Ankle exercises – move the foot front and back. Do this exercise continuously, two to three minutes, two to three times per hour. Then rotate your feet to the one and then to the other side.

Advanced exercises

These can be practiced only when your surgeon allows it.

Folding a towel – put a small towel on the floor in front of you and fold it using only your toes. Repeat this exercise five times.

Lifting onto your toes, retracting the toes underneath the foot, standing on the heels – stay in each of these positions for five seconds, repeat the exercise ten times.

Lifting sponges from the surface – put fifteen small sponges on the floor, take each sponge with your toes and place it into a box. Repeat the exercise until you have moved all the sponges into the box.

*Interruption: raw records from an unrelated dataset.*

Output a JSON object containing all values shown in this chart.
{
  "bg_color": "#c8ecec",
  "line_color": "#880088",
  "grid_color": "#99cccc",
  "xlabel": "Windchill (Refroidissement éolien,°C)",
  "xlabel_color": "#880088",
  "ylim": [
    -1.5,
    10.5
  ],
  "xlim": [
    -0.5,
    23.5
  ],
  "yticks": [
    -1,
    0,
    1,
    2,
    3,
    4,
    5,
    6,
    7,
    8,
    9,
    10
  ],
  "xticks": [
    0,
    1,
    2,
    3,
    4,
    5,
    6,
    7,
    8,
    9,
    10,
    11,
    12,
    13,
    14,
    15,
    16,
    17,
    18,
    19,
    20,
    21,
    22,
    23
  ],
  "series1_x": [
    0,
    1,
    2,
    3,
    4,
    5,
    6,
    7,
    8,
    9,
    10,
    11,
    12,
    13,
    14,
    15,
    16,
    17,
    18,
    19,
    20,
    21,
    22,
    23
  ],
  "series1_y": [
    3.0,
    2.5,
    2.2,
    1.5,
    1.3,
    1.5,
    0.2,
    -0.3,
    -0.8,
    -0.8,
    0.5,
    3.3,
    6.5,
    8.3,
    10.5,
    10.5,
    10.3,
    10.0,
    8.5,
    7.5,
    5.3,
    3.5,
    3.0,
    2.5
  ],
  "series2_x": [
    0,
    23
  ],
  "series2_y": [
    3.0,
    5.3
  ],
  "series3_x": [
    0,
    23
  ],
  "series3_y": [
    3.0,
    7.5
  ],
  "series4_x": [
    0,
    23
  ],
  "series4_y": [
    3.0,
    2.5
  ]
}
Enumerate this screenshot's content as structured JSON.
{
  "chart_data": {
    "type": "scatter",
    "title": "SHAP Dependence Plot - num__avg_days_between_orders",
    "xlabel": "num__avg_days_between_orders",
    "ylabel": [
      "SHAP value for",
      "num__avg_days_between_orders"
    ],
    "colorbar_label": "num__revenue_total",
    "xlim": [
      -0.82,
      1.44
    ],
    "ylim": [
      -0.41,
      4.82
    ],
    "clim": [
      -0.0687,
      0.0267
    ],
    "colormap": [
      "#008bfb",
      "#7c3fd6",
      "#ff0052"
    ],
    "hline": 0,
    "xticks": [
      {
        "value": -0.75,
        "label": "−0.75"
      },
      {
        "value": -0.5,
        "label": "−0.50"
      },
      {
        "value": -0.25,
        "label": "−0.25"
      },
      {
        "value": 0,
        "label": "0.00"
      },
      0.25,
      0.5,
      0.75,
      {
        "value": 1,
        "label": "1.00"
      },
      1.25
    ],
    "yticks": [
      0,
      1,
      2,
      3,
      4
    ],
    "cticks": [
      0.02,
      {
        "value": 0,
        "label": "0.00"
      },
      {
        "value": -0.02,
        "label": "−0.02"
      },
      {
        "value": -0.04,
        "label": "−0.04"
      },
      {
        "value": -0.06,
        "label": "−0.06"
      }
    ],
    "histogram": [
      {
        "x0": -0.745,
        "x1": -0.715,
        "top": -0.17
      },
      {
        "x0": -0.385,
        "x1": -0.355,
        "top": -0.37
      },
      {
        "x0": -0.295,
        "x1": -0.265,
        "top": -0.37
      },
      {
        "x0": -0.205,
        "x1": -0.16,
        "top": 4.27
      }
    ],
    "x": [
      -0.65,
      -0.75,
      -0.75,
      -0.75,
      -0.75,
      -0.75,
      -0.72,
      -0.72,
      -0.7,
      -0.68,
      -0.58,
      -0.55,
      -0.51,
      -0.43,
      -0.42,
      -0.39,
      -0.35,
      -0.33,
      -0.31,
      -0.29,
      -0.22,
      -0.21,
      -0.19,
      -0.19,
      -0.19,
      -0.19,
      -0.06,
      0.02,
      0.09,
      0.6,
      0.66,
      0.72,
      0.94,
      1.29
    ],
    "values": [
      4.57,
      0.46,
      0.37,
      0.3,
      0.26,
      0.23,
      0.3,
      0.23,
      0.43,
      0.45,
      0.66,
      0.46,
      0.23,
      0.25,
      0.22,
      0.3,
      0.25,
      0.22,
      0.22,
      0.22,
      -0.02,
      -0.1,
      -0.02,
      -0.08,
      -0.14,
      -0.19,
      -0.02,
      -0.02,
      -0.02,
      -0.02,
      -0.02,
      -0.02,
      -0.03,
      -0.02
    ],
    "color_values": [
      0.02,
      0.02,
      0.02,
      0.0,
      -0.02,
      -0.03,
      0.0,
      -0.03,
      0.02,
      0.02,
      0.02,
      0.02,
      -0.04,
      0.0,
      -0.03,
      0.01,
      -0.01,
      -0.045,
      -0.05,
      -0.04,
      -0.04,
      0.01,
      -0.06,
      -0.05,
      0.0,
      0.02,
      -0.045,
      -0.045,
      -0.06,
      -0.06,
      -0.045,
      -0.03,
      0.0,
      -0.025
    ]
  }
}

Exercises for strengthening the ankle muscle with an elastic band – put the band around the front of the foot and pull the band towards you while pushing the front of the foot away from you .

Pulling tight rubber band using your toes – put a tight rubber band around both your large toes and pull them away from each other. Hold them in this position for five minutes and repeat the exercise ten times.

Pulling tight rubber band using all your toes – put a tight rubber band around all your toes, spread it and hold in this position for five seconds, repeat ten times.

Squeezing your toes – put a small, sponge plug between each toe, squeeze them with your toes and keep in this position for five seconds, repeat this exercise ten times.

Sport activities

After surgery, when the doctor determines that the crutches are no longer necessary, walking and doing everyday activities is recommended. When the pain subsides completely and when your large toe and other toes become completely mobile and gain strength, you can start jogging and doing sport activities.

After exercising, or engaging in sports activities, mild pain and swelling might appear. In that case, lift your leg and apply ice compression. Exercising every day is recommended in order to increase mobility and strength in muscles.